Jakarta, InfoPublik - Indonesia bersama ASEAN Coordinating Centre for Humanitarian Assistance (AHA Centre), dan mitra terkait menyelenggarakan pertemuan perencanaan akhir untuk menyusun konsep dan skenario latihan penanggulangan bencana ASEAN Regional Disaster Emergency Response Simulation Exercise (ARDEX) yang akan diselenggarakan pada November 2018.

"Kota Cilegon dipilih BNPB menjadi panggung penyelenggaraan latihan bersama yang melibatkan negara-negara ASEAN," kata Kepala Pusat Data, Informasi dan Humas Badan Nasional Penanggulangan Bencana (BNPB) Sutopo Purwo Nugroho dalam keterangannya yang diterima, Rabu (11/7).

Dalam perencanaan ARDEX 2018 tersebut, BNPB dan AHA Centre melibatkan kementerian/lembaga, TNI/Polri, Pemerintah Provinsi Banten, Pemerintah Kota Cilegon, Pengelola Kawasan Industri Cilegon, lembaga usaha, organisasi non-pemerintah dan negara-negara ASEAN.
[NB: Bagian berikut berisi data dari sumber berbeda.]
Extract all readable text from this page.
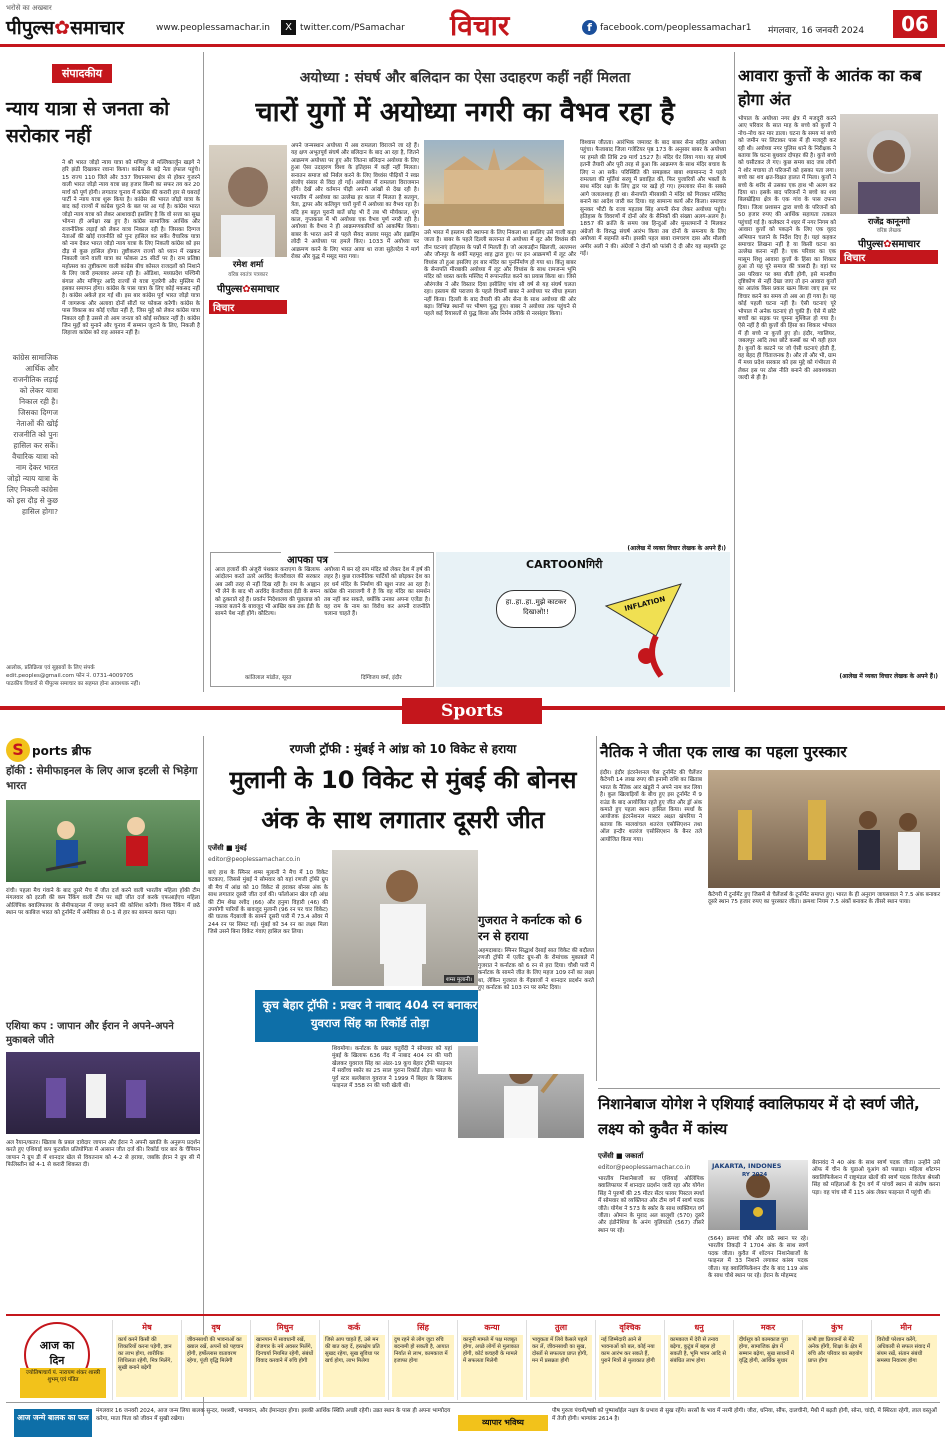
भरोसे का अखबार
पीपुल्स✿समाचार	www.peoplessamachar.in	X twitter.com/PSamachar विचार	f facebook.com/peoplessamachar1 मंगलवार, 16 जनवरी 2024	06
संपादकीय
न्याय यात्रा से जनता को सरोकार नहीं
ने श्री भारत जोड़ो न्याय यात्रा को मणिपुर से मल्लिकार्जुन खड़गे ने हरि झंडी दिखाकर रवाना किया। कांग्रेस के बड़े नेता इंफाल पहुंचे। 15 राज्य 110 जिले और 337 विधानसभा क्षेत्र से होकर गुजरने वाली भारत जोड़ो न्याय यात्रा छह हजार किमी का सफर तय कर 20 मार्च को पूर्ण होगी। लगातार चुनाव में कांग्रेस की करारी हार से घबराई पार्टी ने न्याय यात्रा शुरू किया है। कांग्रेस की भारत जोड़ो यात्रा के बाद कई राज्यों में कांग्रेस घुटने के बल पर आ गई है। कांग्रेस भारत जोड़ो न्याय यात्रा को लेकर आशावादी इसलिए है कि वो सत्ता का सुख भोगना ही अपेक्षा रख हुए है। कांग्रेस सामाजिक आर्थिक और राजनीतिक लड़ाई को लेकर यात्रा निकाल रही है। जिसका दिग्गज नेताओं की खोई राजनीति को पुनः हासिल कर सकें। वैचारिक यात्रा को नाम देकर भारत जोड़ो न्याय यात्रा के लिए निकली कांग्रेस को इस दौड़ से कुछ हासिल होगा। तुष्टीकरण राज्यों को ध्यान में रखकर निकाली जाने वाली यात्रा का फोकस 25 सीटों पर है। राम प्रतिष्ठा महोत्सव का तुष्टीकरण वाली कांग्रेस बीच कोसल राजदलों को निशाने के लिए जारी हमलावर अपना रही है। ओडिशा, मध्यप्रदेश पश्चिमी बंगाल और मणिपुर आदि राज्यों से यात्रा गुजरेगी और मुस्लिम में इसका समापन होगा। कांग्रेस के पास यात्रा के लिए कोई मकसद नहीं है। कांग्रेस अकेले हार गई थी। इस बार कांग्रेस पूर्व भारत जोड़ो यात्रा में जागरूक और अलावा दोनों सीटों पर फोकस करेगी। कांग्रेस के पास विकास का कोई एजेंडा नहीं है, जिस मुद्दे को लेकर कांग्रेस यात्रा निकाल रही है उससे तो आम जनता को कोई सरोकार नहीं है। कांग्रेस जिन मुद्दों को मुनाने और चुनाव में सम्मान जुटाने के लिए, निकली है लिहाजा कांग्रेस को राह आसान नहीं है।
कांग्रेस सामाजिक आर्थिक और राजनीतिक लड़ाई को लेकर यात्रा निकाल रही है। जिसका दिग्गज नेताओं की खोई राजनीति को पुनः हासिल कर सकें। वैचारिक यात्रा को नाम देकर भारत जोड़ो न्याय यात्रा के लिए निकली कांग्रेस को इस दौड़ से कुछ हासिल होगा?
आलोक, प्रतिक्रिया एवं सुझावों के लिए संपर्क
edit.peoples@gmail.com फोन नं. 0731-4009705
पाठकीय विचारों से पीपुल्स समाचार का सहमत होना आवश्यक नहीं।
अयोध्या : संघर्ष और बलिदान का ऐसा उदाहरण कहीं नहीं मिलता
चारों युगों में अयोध्या नगरी का वैभव रहा है
रमेश शर्मा
वरिष्ठ स्वतंत्र पत्रकार
पीपुल्स✿समाचार
विचार
अपने जन्मस्थान अयोध्या में अब रामलला विराजने जा रहे हैं। यह क्षण अभूतपूर्व संघर्ष और बलिदान के बाद आ रहा है, जितने आक्रमण अयोध्या पर हुए और जितना बलिदान अयोध्या के लिए हुआ ऐसा उदाहरण विश्व के इतिहास में कहीं नहीं मिलता। सनातन समाज को निर्बल करने के लिए विध्वंस पीढ़ियों ने स्वप्न संजोए संसार से विदा हो गईं। अयोध्या में रामलला विराजमान होंगे। देखें और वर्तमान पीढ़ी अपनी आंखों से देख रही है। भारतीय में अयोध्या का उल्लेख हर काल में मिलता है सतयुग, त्रेता, द्वापर और कलियुग चारों युगों में अयोध्या का वैभव रहा है। यदि हम बहुत पुरानी बातें छोड़ भी दें तब भी मौर्यकाल, शुंग काल, गुप्तकाल में भी अयोध्या एक वैभव पूर्ण नगरी रही है। अयोध्या के वैभव ने ही आक्रमणकारियों को आकर्षित किया। बाबर के भारत आने से पहले सैयद सालार मसूद और इब्राहिम लोदी ने अयोध्या पर हमले किए। 1033 में अयोध्या पर आक्रमण करने के लिए भारत आया था राजा सुहेलदेव ने मार्ग रोका और युद्ध में मसूद मारा गया।
उसे भारत में इस्लाम की स्थापना के लिए निकला था इसलिए उसे गाजी कहा जाता है। बाबर के पहले दिल्ली सल्तनत से अयोध्या में लूट और विध्वंस की तीन घटनाएं इतिहास के पन्नों में मिलती हैं। जो अलाउद्दीन खिलजी, अल्तमश और जौनपुर के शर्की महमूद शाह द्वारा हुए। पर इन आक्रमणों में लूट और विध्वंस तो हुआ इसलिए हर बार मंदिर का पुनर्निर्माण हो गया था। किंतु बाबर के सेनापति मीरबाकी अयोध्या में लूट और विध्वंस के साथ रामजन्म भूमि मंदिर को ध्वस्त करके मस्जिद में रूपान्तरित करने का प्रयास किया था। जिसे औरंगजेब ने और विस्तार दिया इसीलिए पांच सौ वर्ष से यह संघर्ष चलता रहा। इस्लाम की पराजय के पहले विधर्मी बाबर ने अयोध्या पर सीधा हमला नहीं किया। दिल्ली के बाद तैयारी की और सेना के साथ अयोध्या की ओर बढ़ा। विभिन्न स्थानों पर भीषण युद्ध हुए। बाबर ने अयोध्या तक पहुंचने से पहले कई रियासतों से युद्ध किया और निर्मम तरीके से नरसंहार किया।
विश्वास जीतता। आरंभिक जमावट के बाद बाबर सेना सहित अयोध्या पहुंचा। फैजाबाद जिला गजेटियर पृष्ठ 173 के अनुसार बाबर के अयोध्या पर हमले की तिथि 29 मार्च 1527 है। मंदिर घेर लिया गया। यह संघर्ष इतनी तैयारी और पूरी तरह से हुआ कि आक्रमण के साथ मंदिर बचाव के लिए न आ सकें। परिस्थिति की समझकर बाबा श्यामानन्द ने पहले रामलला की मूर्तियां सरयू में प्रवाहित कीं, फिर पुजारियों और भक्तों के साथ मंदिर रक्षा के लिए द्वार पर खड़े हो गए। हमलावर सेना के सबसे आगे जलालशाह ही था। सेनापति मीरबाकी ने मंदिर को गिराकर मस्जिद बनाने का आदेश जारी कर दिया। वह सामान्य कार्य और किला। समाचार सुनकर भीटी के राजा महताब सिंह अपनी सेना लेकर अयोध्या पहुंचे। इतिहास के विवरणों में दोनों ओर के सैनिकों की संख्या अलग-अलग है। 1857 की क्रांति के समय जब हिन्दुओं और मुसलमानों ने मिलकर अंग्रेजों के विरुद्ध संघर्ष आरंभ किया तब दोनों के समन्वय के लिए अयोध्या में सहमति बनी। इसकी पहल बाबा रामचरण दास और मौलवी अमीर अली ने की। अंग्रेजों ने दोनों को फांसी दे दी और यह सहमति टूट गई।
(आलेख में व्यक्त विचार लेखक के अपने हैं।)
आपका पत्र
आज हजारों की अंजुरी पंथकार कराएगा के खिलाफ आंदोलन करते उतरे अरविंद केजरीवाल की सरकार अब उसी तरह से नहीं दिख रही है। राम के आह्वान भी लेने के बाद भी अरविंद केजरीवाल ईडी के समन को ठुकराते रहे हैं। प्रवर्तन निदेशालय की पूछताछ को नकारा बताने के बावजूद भी आखिर कब तक ईडी के सामने पेश नहीं होंगे। कौटिल्य।
कांतिलाल मांडोत, सूरत
अयोध्या में बन रहे राम मंदिर को लेकर देश में हर्ष की लहर है। कुछ राजनीतिक पार्टियों को छोड़कर देश का हर धर्म मंदिर के निर्माण की खुश नजर आ रहा है। कांग्रेस की नाराजगी ये है कि वह मंदिर का समर्थन तब नहीं कर सकते, क्योंकि उनका अपना एजेंडा है। वह राम के नाम का विरोध कर अपनी राजनीति चलाना चाहते हैं।
दिग्विजय वर्मा, इंदौर
CARTOONगिरी
हा..हा..हा..मुझे काटकर दिखाओ!!	INFLATION
आवारा कुत्तों के आतंक का कब होगा अंत
भोपाल के अयोध्या नगर क्षेत्र में मजदूरी करने आए परिवार के सात माह के बच्चे को कुत्तों ने नोच-नोच कर मार डाला। घटना के समय मां बच्चे को जमीन पर लिटाकर पास में ही मजदूरी कर रही थी। अयोध्या नगर पुलिस थाने के निरीक्षक ने बताया कि घटना बुधवार दोपहर की है। कुत्ते बच्चे को घसीटकर ले गए। कुछ समय बाद जब लोगों ने शोर मचाया तो परिजनों को इसका पता लगा। बच्चे का शव क्षत-विक्षत हालत में मिला। कुत्तों ने बच्चे के शरीर से उसका एक हाथ भी अलग कर दिया था। इसके बाद परिजनों ने बच्चे का शव बिलखेड़िया क्षेत्र के एक गांव के पास दफना दिया। जिला प्रशासन द्वारा बच्चे के परिजनों को 50 हजार रुपए की आर्थिक सहायता तत्काल पहुंचाई गई है। कलेक्टर ने शहर में नगर निगम को आवारा कुत्तों को पकड़ने के लिए एक वृहद अभियान चलाने के निर्देश दिए हैं। यहां कहकर समाचार लिखना नहीं है या किसी घटना का उल्लेख करना नहीं है। एक परिवार का एक मासूम शिशु आवारा कुत्तों के हिंसा का शिकार हुआ तो यह पूरे समाज की त्रासदी है। वहां पर उस परिवार पर क्या बीती होगी, इसे मानवीय दृष्टिकोण से नहीं देखा जाए तो इन आवारा कुत्तों का आतंक किस प्रकार खत्म किया जाए इस पर विचार करने का समय तो अब आ ही गया है। यह कोई पहली घटना नहीं है। ऐसी घटनाएं पूरे भोपाल में अनेक घटनाएं हो चुकी हैं। ऐसे में छोटे बच्चों का सड़क पर घूमना मुश्किल हो गया है। ऐसे नहीं है की कुत्तों की हिंसा का शिकार भोपाल में ही बच्चे ना कुत्तों हुए हो। इंदौर, ग्वालियर, जबलपुर आदि तथा छोटे कस्बों का भी यही हाल है। कुत्तों के काटने पर जो ऐसी घटनाएं होती हैं, वह बेहद ही चिंताजनक है। और तो और भी, ग्राम में मध्य प्रदेश सरकार को इस मुद्दे को गंभीरता से लेकर इस पर ठोस नीति बनाने की आवश्यकता जल्दी से ही है।
राजेंद्र कानूनगो
वरिष्ठ लेखक
पीपुल्स✿समाचार
विचार
(आलेख में व्यक्त विचार लेखक के अपने हैं।)
Sports
S ports ब्रीफ
हॉकी : सेमीफाइनल के लिए आज इटली से भिड़ेगा भारत
रांची। पहला मैच गंवाने के बाद दूसरे मैच में जीत दर्ज करने वाली भारतीय महिला हॉकी टीम मंगलवार को इटली की कम रैंकिंग वाली टीम पर बड़ी जीत दर्ज करके एफआईएच महिला ओलिंपिक क्वालिफायर के सेमीफाइनल में जगह बनाने की कोशिश करेगी। विश्व रैंकिंग में छठे स्थान पर काबिज भारत को टूर्नामेंट में अमेरिका से 0-1 से हार का सामना करना पड़ा।
एशिया कप : जापान और ईरान ने अपने-अपने मुकाबले जीते
अल रैयान/कतर। खिताब के प्रबल दावेदार जापान और ईरान ने अपनी ख्याति के अनुरूप प्रदर्शन करते हुए एशियाई कप फुटबॉल प्रतियोगिता में आसान जीत दर्ज की। रिकॉर्ड चार बार के चैंपियन जापान ने ग्रुप डी में शानदार खेल से वियतनाम को 4-2 से हराया, जबकि ईरान ने ग्रुप सी में फिलिस्तीन को 4-1 से करारी शिकस्त दी।
रणजी ट्रॉफी : मुंबई ने आंध्र को 10 विकेट से हराया
मुलानी के 10 विकेट से मुंबई की बोनस अंक के साथ लगातार दूसरी जीत
एजेंसी ■ मुंबई
editor@peoplessamachar.co.in
बाएं हाथ के स्पिनर शम्स मुलानी ने मैच में 10 विकेट चटकाए, जिससे मुंबई ने सोमवार को यहां रणजी ट्रॉफी ग्रुप बी मैच में आंध्र को 10 विकेट से हराकर बोनस अंक के साथ लगातार दूसरी जीत दर्ज की। फॉलोआन खेल रही आंध्र की टीम शेख रशीद (66) और हनुमा विहारी (46) की उपयोगी पारियों के बावजूद मुलानी (96 रन पर चार विकेट) की घातक गेंदबाजी के सामने दूसरी पारी में 73.4 ओवर में 244 रन पर सिमट गई। मुंबई को 34 रन का लक्ष्य मिला जिसे उसने बिना विकेट गंवाए हासिल कर लिया।
शम्स मुलानी।
कूच बेहार ट्रॉफी : प्रखर ने नाबाद 404 रन बनाकर युवराज सिंह का रिकॉर्ड तोड़ा
शिवमोगा। कर्नाटक के प्रखर चतुर्वेदी ने सोमवार को यहां मुंबई के खिलाफ 636 गेंद में नाबाद 404 रन की पारी खेलकर युवराज सिंह का अंडर-19 कूच बेहार ट्रॉफी फाइनल में सर्वोच्च स्कोर का 25 साल पुराना रिकॉर्ड तोड़ा। भारत के पूर्व स्टार बल्लेबाज युवराज ने 1999 में बिहार के खिलाफ फाइनल में 358 रन की पारी खेली थी।
गुजरात ने कर्नाटक को 6 रन से हराया
नैतिक ने जीता एक लाख का पहला पुरस्कार
इंदौर। इंदौर इंटरनेशनल चेस टूर्नामेंट की चैलेंजर कैटेगरी 14 लाख रुपए की इनामी राशि का खिताब भारत के नैतिक आर खंडूरी ने अपने नाम कर लिया है। कुल खिलाड़ियों के बीच हुए इस टूर्नामेंट में 9 राउंड के बाद आयोजित रहते हुए जीत और ड्रॉ अंक कमाते हुए पहला स्थान हासिल किया। स्पर्धा के आयोजक इंटरनेशनल मास्टर अक्षत खंपरिया ने बताया कि मालवांचल शतरंज एसोसिएशन तथा ऑल इन्दौर शतरंज एसोसिएशन के बैनर तले आयोजित किया गया।
कैटेगरी में टूर्नामेंट हुए जिसमें से चैलेंजर्स के टूर्नामेंट समाप्त हुए। भारत के ही अनुराग जायसवाल ने 7.5 अंक बनाकर दूसरे स्थान 75 हजार रुपए का पुरस्कार जीता। क्रमशः नियम 7.5 अंकों बनाकर के तीसरे स्थान पाया।
अहमदाबाद। स्पिनर सिद्धार्थ देसाई सात विकेट की बदौलत रणजी ट्रॉफी में एलीट ग्रुप-सी के रोमांचक मुकाबले में गुजरात ने कर्नाटक को 6 रन से हरा दिया। चौथी पारी में कर्नाटक के सामने जीत के लिए महज 109 रनों का लक्ष्य था, लेकिन गुजरात के गेंदबाजों ने शानदार प्रदर्शन करते हुए कर्नाटक को 103 रन पर समेट दिया।
निशानेबाज योगेश ने एशियाई क्वालिफायर में दो स्वर्ण जीते, लक्ष्य को कुवैत में कांस्य
एजेंसी ■ जकार्ता
editor@peoplessamachar.co.in
भारतीय निशानेबाजों का एशियाई ओलिंपिक क्वालिफायर में शानदार प्रदर्शन जारी रहा और योगेश सिंह ने पुरुषों की 25 मीटर सेंटर फायर पिस्टल स्पर्धा में सोमवार को व्यक्तिगत और टीम वर्ग में स्वर्ण पदक जीते। योगेश ने 573 के स्कोर के साथ व्यक्तिगत वर्ग जीता। ओमान के मुराद अल बालूशी (570) दूसरे और इंडोनेशिया के अनंग युलियांतो (567) तीसरे स्थान पर रहे।
JAKARTA, INDONES
RY 2024
(564) क्रमशः चौथे और छठे स्थान पर रहे। भारतीय तिकड़ी ने 1704 अंक के साथ स्वर्ण पदक जीता। कुवैत में शॉटगन निशानेबाजों के फाइनल में 33 निशाने लगाकर कांस्य पदक जीता। यह क्वालिफिकेशन दौर के बाद 119 अंक के साथ चौथे स्थान पर रहे। ईरान के मोहम्मद
बेरानवंद ने 40 अंक के साथ स्वर्ण पदक जीता। उन्होंने उसे ऑफ में चीन के युडाओ यूआंग को पछाड़ा। महिला शॉटगन क्वालिफिकेशन में राष्ट्रमंडल खेलों की स्वर्ण पदक विजेता श्रेयसी सिंह को महिलाओं के ट्रैप वर्ग में पांचवें स्थान से संतोष करना पड़ा। वह पांच सौ में 115 अंक लेकर फाइनल में पहुंची थीं।
आज का
दिन
ज्योतिषाचार्य पं. नारायण शंकर शास्त्री शुभम् एवं पंडित
मेष
कार्य करने किसी की शिकारियों करना पड़ेगी, ज्ञान का लाभ होगा, शारीरिक शिथिलता रहेगी, मित्र मिलेंगे, सुखी बनाने बढ़ेगी
वृष
जीवनसाथी की भावनाओं का ख्याल रखें, अपनों को पहचान होगी, हर्षोल्लास वातावरण रहेगा, पूंजी वृद्धि मिलेगी
मिथुन
खानपान में सावधानी रखें, रोजगार के नये अवसर मिलेंगे, दिनचर्या नियमित रहेगी, संबंधों विवाद करवाने में रुचि होगी
कर्क
जिसे आप चाहते हैं, उसे मन की बात कह दें, हस्तक्षेप प्रति सुखद रहेगा, सुख सुविधा पर खर्च होगा, लाभ मिलेगा
सिंह
दुष रहने से लोग जुटा रुचि बदनामी हो सकती है, आयात निर्यात से लाभ, कामकाज में इजाफा होगा
कन्या
कानूनी मामले में पक्ष मजबूत होगा, अच्छे लोगों से मुलाकात होगी, कोर्ट कचहरी के मामले में सफलता मिलेगी
तुला
भावुकता में लिये कैसले पहले कर लें, जीवनसाथी का सुख, दोस्तों से सफलता प्राप्त होगी, मन में प्रसन्नता होगी
वृश्चिक
नई जिम्मेदारी आने से भावनाओं को बल, कोई नया काम आरंभ कर सकते हैं, पुराने मित्रों से मुलाकात होगी
धनु
कामकाज में देरी से तनाव बढ़ेगा, कुटुंब में बहस हो सकती है, भूमि भवन आदि से संबंधित लाभ होगा
मकर
दीर्घसूत्र को कामकाज पूरा होगा, सामाजिक क्षेत्र में सम्मान बढ़ेगा, सुख साधनों में वृद्धि होगी, आर्थिक सुधार
कुंभ
सभी इष्ट प्रियजनों से मेंटे अनेक होंगी, शिक्षा के क्षेत्र में रुचि और परिवार का सहयोग प्राप्त होगा
मीन
विरोधी परेशान करेंगे, अधिकारी से सफल संवाद में संयम रखें, संतान संबंधी समस्या निवारण होगा
आज जन्मे बालक का फल
मंगलवार 16 जनवरी 2024, आज जन्म लिया बालक सुन्दर, यशस्वी, भाग्यवान, और ईमानदार होगा। इसकी आर्थिक स्थिति अच्छी रहेगी। उन्नत स्थान के पास ही अपना भाग्योदय करेगा, माता पिता को जीवन में सुखी रखेगा।	व्यापार भविष्य
पौष गुरुत्व पंचमी/षष्ठी को पुष्पार्थाईल नक्षत्र के प्रभाव से सुख रहेंगे। सरसों के भाव में नरमी होगी। जीरा, धनिया, सौंफ, दालचीनी, मैथी में बढ़ती होगी, सोना, चांदी, में स्थिरता रहेगी, लाल वस्तुओं में तेजी होगी। भाग्यांक 2614 है।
Diungkapkan Sutopo, perencanaan yang berlangsung selama tiga hari ini akan menghasilkan panduan dalam penyelenggaraan kegiatan geladi ruang (TTX), geladi posko (CPX), dan geladi lapangan (FTX) selama berlangsungnya ARDEX yang digelar 4 – 10 November 2018.

Pertemuan perencanaan akhir atau Final Planning Conference (FPC)/ Final Exercise Planning Team (EPT) Meeting dimaksudkan untuk mengidentifikasi potensi partisipasi dan kontribusi negara-negara anggota ASEAN, seperti keterlibatan sebagai pelaku, perancang, pengendali latihan, evaluasi dan pengamat.

Di samping itu, kebutuhan logistik dan peralatan yang akan digunakan selama ARDEX akan dibahas pada kegiatan ini. BNPB sebagai penyelenggara ARDEX ini mengharapkan konsep dan skenario latihan dapat diimplementasikan secara baik, sehingga setelah berlangsungnya latihan dapat menghasilkan rekomendasi, khususunya bagi Pemerintah Kota Cilegon, dalam penanganan darurat.

“Kami sangat berharap semua yang terlibat dalam perencanaan ini memberikan masukan dan partisipasi aktif untuk keberhasilan latihan sehingga memberikan manfaat dan pembelajaran dalam upaya koordinasi, komunikasi dan respon bersama di wilayah terdampak bencana.” kata Deputi Bidang Pencegahan dan Kesiapsiagaan BNPB B. Wisnu Widjaja pada pembukaan FPC/EPT Meeting jelang ARDEX 2018 di Royal Krakatau, Kota Cilegon, Banten.

Wisnu menambahkan bahwa pelibatan multi pihak baik Kota Cilegon, Provinsi Banten, Kementerian/lembaga, Pengelola Kawasan Industri, organisasi non-pemerintah, dan negara-negara ASEAN dalam perencanaan latihan sebagai wujud upaya kolektif untuk ketangguhan bersama di kawasan regional.

Sementara itu, Direktur Eksekutif AHA Centre, Adelina Kamal menyampaikan, pihaknya mengapresiasi rekan-rekan BNPB dan BPBD yang sangat kooperatif selama persiapan ARDEX berlangsung.

"Indonesia memiliki portfolio manajemen bencana yang ekstensif, hal ini dapat menjadi pembelajaran bagi negara-negara ASEAN lainnya dalam membangun ketangguhan bencana di tingkat regional,” sebutnya.

ARDEX 2018 yang akan diselenggarakan di Kota Cilegon nanti diharapkan menjadi capaian bersama untuk membangun kawasan regional yang tangguh menghadapi bencana.

Berdasarkan analisis risiko dari Pemerintah dan para ilmuwan, Kota Cilegon merupakan salah satu wilayah yang memiliki risiko tinggi dari bencana gempa bumi dan tsunami. Di sisi lain, sebagai kota industri, Kota Cilegon tidak hanya memiliki risiko terhadap bencana gempa bumi dan tsunami tetapi juga berpotensi mengalami bencana industri. Latar belakang tersebut mendorong BNPB untuk melaksanakan simulasi/latihan penanggulangan bencana di wilayah Kota Cilegon, Provinsi Banten.

ARDEX secara umum bertujuan untuk menguji dan mengevaluasi mekanisme dan interoperabilitas negara-negara ASEAN dalam penyediaan informasi, koordinasi, respon penanganan darurat bencana serta peran AHA Centre sebagai wadah kerja sama ASEAN dalam mengoperasionalkan Deklarasi ‘One ASEAN One Response: ASEAN Responding as One in the Region and Outside the Region.’